Pathology must be distinguished from other types of critical hypovolemia: traumatic, toxic-infectious, anaphylactic shock. An important role in the diagnosis is played by clarifying the conditions under which the deterioration of well-being occurred, the identification of concomitant symptoms. If there are no obvious signs of blood loss, differential diagnosis is carried out with acute heart failure and other causes of cardiogenic shock.
When eliminating hemodynamic disorders, replenishing the amount of circulating blood becomes of paramount importance. For this purpose, infusion solutions are introduced — crystalloid and colloidal preparations in a ratio of 2: 1. To normalize the blood composition, freshly frozen plasma, erythrocyte and platelet mass are used. The volume of transfusion solutions is calculated taking into account the loss of CBV and laboratory parameters.
In addition to blood substitutes, sodium bicarbonate solutions are used to eliminate metabolic acidosis, a key pathogenetic factor in the progression of hypoxia and ischemia. To normalize vital functions, inhalations of moistened oxygen, the introduction of osmotic or loop diuretics with inadequate diuresis, the use of cardiac glycosides in cardiac disorders are indicated.

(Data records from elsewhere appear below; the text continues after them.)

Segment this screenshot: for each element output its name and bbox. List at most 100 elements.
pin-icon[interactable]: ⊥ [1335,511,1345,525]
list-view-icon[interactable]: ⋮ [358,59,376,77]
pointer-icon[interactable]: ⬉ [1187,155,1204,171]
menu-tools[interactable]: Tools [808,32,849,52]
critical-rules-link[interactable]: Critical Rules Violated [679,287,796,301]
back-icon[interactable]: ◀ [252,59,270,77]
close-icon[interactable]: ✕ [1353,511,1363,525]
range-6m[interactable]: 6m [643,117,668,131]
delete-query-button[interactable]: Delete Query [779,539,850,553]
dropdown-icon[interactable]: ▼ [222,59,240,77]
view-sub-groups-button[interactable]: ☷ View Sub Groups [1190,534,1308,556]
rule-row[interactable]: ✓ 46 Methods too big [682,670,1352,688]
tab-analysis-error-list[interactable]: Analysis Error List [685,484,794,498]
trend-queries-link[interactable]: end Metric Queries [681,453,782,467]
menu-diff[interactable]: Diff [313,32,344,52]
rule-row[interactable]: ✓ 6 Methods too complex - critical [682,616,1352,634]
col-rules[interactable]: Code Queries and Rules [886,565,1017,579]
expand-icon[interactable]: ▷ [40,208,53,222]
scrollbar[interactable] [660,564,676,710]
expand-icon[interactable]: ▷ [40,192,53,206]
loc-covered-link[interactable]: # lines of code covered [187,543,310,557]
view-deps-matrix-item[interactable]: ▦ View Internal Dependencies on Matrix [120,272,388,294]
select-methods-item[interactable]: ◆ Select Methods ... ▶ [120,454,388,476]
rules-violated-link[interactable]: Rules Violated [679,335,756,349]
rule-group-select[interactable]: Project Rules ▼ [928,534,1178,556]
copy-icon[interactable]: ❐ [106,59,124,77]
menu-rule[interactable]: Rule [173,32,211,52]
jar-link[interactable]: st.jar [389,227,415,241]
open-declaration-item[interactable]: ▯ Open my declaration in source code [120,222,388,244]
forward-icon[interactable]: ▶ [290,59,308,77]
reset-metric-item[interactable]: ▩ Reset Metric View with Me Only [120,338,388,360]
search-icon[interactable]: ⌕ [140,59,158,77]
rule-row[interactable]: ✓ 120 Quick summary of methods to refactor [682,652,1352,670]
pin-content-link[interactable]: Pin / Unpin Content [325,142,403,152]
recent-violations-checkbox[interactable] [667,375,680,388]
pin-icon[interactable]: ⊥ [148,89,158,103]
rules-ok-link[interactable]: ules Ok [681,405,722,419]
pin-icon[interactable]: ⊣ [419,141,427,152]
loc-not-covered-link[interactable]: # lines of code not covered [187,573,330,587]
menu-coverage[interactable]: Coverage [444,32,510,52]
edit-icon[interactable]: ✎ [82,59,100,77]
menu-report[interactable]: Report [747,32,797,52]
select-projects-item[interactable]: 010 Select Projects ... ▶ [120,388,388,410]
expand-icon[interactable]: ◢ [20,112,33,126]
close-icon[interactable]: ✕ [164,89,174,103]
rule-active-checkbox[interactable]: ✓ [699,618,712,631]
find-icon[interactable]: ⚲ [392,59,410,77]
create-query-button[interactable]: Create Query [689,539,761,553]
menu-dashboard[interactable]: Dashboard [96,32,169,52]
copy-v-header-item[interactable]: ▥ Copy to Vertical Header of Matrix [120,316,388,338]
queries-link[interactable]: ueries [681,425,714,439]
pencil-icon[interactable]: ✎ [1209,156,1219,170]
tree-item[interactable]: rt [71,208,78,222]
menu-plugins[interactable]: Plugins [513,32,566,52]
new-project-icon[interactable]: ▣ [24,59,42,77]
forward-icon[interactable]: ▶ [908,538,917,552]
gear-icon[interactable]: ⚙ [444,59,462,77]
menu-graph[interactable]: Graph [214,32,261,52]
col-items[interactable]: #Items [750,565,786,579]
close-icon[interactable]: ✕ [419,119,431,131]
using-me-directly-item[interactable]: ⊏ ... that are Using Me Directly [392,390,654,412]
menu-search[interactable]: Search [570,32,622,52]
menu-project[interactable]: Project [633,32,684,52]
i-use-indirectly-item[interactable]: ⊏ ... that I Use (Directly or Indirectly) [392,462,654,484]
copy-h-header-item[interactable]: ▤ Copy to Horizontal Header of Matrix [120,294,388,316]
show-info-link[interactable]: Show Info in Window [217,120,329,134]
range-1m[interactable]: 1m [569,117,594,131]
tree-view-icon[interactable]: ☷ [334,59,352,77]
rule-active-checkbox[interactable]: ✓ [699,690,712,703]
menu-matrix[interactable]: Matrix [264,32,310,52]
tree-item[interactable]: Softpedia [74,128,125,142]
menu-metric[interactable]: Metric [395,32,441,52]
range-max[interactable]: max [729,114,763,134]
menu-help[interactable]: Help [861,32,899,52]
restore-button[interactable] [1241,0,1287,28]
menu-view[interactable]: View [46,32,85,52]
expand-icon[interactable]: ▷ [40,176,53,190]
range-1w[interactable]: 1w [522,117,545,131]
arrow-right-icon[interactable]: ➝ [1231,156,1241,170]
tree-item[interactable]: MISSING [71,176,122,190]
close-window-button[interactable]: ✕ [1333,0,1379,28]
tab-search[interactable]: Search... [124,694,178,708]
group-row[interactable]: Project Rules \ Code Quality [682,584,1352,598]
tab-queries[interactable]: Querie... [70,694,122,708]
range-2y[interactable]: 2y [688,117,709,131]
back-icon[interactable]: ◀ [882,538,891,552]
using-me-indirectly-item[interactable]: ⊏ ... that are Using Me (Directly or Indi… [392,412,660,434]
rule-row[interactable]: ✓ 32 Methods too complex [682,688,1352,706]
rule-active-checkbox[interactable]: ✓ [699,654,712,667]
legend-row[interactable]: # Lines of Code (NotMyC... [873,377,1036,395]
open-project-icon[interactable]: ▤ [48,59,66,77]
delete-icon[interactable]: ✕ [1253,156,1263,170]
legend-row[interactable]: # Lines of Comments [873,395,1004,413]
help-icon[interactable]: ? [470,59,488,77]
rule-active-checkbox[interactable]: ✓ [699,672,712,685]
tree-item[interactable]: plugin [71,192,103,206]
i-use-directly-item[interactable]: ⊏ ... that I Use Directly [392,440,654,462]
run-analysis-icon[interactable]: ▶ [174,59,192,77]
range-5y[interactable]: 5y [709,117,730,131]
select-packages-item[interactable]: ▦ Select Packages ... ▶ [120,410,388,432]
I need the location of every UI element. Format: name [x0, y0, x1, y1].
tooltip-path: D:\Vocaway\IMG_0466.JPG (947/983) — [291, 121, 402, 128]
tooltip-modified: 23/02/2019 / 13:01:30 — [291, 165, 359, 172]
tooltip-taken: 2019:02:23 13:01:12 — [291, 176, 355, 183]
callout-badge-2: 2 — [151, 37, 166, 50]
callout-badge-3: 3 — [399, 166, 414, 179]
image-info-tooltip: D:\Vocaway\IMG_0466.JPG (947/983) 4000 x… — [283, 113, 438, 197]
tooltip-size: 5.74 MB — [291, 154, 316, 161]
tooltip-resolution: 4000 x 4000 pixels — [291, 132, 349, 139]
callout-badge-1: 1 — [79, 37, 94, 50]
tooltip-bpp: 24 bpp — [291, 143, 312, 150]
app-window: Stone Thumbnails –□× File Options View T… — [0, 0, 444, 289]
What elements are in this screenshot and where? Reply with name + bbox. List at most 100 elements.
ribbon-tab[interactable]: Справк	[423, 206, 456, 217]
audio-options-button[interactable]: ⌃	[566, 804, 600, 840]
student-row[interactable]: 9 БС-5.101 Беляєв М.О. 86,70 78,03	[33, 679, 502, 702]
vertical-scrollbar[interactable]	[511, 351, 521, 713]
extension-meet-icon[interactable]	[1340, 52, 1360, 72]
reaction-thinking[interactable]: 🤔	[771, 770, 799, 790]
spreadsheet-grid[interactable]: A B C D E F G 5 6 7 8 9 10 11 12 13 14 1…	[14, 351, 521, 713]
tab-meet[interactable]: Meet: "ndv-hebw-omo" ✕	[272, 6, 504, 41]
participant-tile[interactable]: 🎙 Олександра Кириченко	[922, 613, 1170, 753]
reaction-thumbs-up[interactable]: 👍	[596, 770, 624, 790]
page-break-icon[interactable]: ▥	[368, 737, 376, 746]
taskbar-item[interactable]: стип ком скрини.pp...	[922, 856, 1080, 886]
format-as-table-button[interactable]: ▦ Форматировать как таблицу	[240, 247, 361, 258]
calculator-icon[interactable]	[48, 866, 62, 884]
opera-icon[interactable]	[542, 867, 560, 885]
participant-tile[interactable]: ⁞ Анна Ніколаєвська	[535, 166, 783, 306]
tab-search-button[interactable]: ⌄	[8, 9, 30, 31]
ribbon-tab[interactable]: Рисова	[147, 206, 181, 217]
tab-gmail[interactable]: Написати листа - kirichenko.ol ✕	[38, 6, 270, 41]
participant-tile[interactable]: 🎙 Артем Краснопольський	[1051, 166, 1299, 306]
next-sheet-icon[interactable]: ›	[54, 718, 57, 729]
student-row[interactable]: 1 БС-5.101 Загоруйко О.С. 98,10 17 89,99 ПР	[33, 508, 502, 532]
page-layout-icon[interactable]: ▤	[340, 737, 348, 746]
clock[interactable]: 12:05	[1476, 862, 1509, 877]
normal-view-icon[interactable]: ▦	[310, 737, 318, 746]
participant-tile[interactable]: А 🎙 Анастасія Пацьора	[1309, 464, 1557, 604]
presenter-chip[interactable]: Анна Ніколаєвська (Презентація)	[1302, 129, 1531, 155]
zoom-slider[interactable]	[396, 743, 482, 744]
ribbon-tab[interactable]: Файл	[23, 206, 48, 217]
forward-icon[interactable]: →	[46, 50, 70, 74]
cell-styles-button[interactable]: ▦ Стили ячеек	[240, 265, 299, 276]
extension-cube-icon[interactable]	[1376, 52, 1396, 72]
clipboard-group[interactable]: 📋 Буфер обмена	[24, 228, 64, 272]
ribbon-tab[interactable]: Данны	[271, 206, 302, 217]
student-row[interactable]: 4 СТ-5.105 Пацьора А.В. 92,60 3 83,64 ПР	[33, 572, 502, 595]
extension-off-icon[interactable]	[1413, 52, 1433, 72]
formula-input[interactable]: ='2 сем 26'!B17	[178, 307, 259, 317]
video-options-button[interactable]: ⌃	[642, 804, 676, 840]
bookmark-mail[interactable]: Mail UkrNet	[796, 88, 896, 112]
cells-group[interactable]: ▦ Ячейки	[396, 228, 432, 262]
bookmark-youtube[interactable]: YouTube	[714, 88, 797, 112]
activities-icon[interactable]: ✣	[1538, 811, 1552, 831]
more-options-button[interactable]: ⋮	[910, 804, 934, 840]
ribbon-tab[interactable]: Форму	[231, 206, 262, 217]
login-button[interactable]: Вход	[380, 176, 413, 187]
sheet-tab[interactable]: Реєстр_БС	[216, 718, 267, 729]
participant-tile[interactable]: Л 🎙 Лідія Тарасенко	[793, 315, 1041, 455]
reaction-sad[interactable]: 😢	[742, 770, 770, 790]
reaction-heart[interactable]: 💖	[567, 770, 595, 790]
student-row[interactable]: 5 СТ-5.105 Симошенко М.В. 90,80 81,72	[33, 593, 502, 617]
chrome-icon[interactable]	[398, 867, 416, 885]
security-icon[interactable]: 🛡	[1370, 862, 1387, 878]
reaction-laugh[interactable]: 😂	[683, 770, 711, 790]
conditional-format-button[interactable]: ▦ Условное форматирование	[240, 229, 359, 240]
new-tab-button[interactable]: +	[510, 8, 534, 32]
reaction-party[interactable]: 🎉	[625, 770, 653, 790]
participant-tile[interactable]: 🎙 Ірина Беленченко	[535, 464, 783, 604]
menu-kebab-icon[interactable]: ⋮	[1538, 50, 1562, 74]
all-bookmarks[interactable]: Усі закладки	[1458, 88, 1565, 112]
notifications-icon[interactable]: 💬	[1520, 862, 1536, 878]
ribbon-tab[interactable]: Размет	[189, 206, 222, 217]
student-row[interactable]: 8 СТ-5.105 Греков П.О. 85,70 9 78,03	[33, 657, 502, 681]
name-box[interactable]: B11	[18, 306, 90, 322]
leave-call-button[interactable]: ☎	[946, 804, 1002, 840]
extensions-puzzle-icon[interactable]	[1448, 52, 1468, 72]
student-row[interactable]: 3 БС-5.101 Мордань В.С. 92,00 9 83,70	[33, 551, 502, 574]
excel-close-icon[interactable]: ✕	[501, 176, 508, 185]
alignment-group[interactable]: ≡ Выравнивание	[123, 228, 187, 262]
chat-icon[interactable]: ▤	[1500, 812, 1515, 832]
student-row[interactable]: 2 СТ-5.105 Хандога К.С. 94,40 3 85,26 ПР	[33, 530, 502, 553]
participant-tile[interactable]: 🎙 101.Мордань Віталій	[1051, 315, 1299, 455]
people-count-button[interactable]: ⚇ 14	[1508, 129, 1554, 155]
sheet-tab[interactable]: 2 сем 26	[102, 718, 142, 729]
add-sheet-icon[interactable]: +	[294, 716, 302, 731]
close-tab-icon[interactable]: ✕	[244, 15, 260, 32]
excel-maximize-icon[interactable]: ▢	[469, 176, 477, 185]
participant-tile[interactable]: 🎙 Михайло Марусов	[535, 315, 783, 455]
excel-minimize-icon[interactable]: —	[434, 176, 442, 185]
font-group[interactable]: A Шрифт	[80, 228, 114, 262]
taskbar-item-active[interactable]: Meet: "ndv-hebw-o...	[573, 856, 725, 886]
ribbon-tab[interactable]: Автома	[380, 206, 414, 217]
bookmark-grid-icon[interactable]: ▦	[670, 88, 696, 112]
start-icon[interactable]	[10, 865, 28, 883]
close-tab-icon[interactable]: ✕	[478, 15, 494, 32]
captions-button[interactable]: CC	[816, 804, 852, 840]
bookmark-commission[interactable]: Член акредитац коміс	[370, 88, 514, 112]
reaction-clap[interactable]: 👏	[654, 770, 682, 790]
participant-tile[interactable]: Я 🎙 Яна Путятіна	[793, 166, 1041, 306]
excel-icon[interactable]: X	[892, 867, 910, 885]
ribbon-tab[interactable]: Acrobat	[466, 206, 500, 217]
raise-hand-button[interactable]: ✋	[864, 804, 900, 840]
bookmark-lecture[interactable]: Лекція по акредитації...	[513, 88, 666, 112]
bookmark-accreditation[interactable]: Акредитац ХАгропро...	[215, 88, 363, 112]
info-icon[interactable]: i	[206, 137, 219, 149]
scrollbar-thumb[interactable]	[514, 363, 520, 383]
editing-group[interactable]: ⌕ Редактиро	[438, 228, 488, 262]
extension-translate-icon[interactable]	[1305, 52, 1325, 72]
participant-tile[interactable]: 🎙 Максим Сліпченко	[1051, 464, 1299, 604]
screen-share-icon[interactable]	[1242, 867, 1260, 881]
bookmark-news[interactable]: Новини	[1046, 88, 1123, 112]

An important problem of hemorrhagic shock is peripheral vasoconstriction, associated with inadequate blood supply to tissues and aggravation of metabolic disorders. For its correction, warming of the patient is shown, which simultaneously eliminates hypothermia and eliminates vascular spasm. Vasopressor drugs are not prescribed, despite the severity of hypotension, because they aggravate vascular spasm and aggravate the patient’s condition.
Prognosis and prevention
The outcome depends on the amount of blood loss and the timeliness of care. With the loss of up to 30% of the CBV and the beginning of treatment in the first 2-3 hours from the action of the causal factor, the survival rate is about 80%. With massive blood loss and the start of treatment after more than 4 hours, the prognosis is unfavorable due to irreversible changes in body tissues. Prevention is aimed at reducing injuries and comprehensive treatment of somatic diseases that are complicated by bleeding.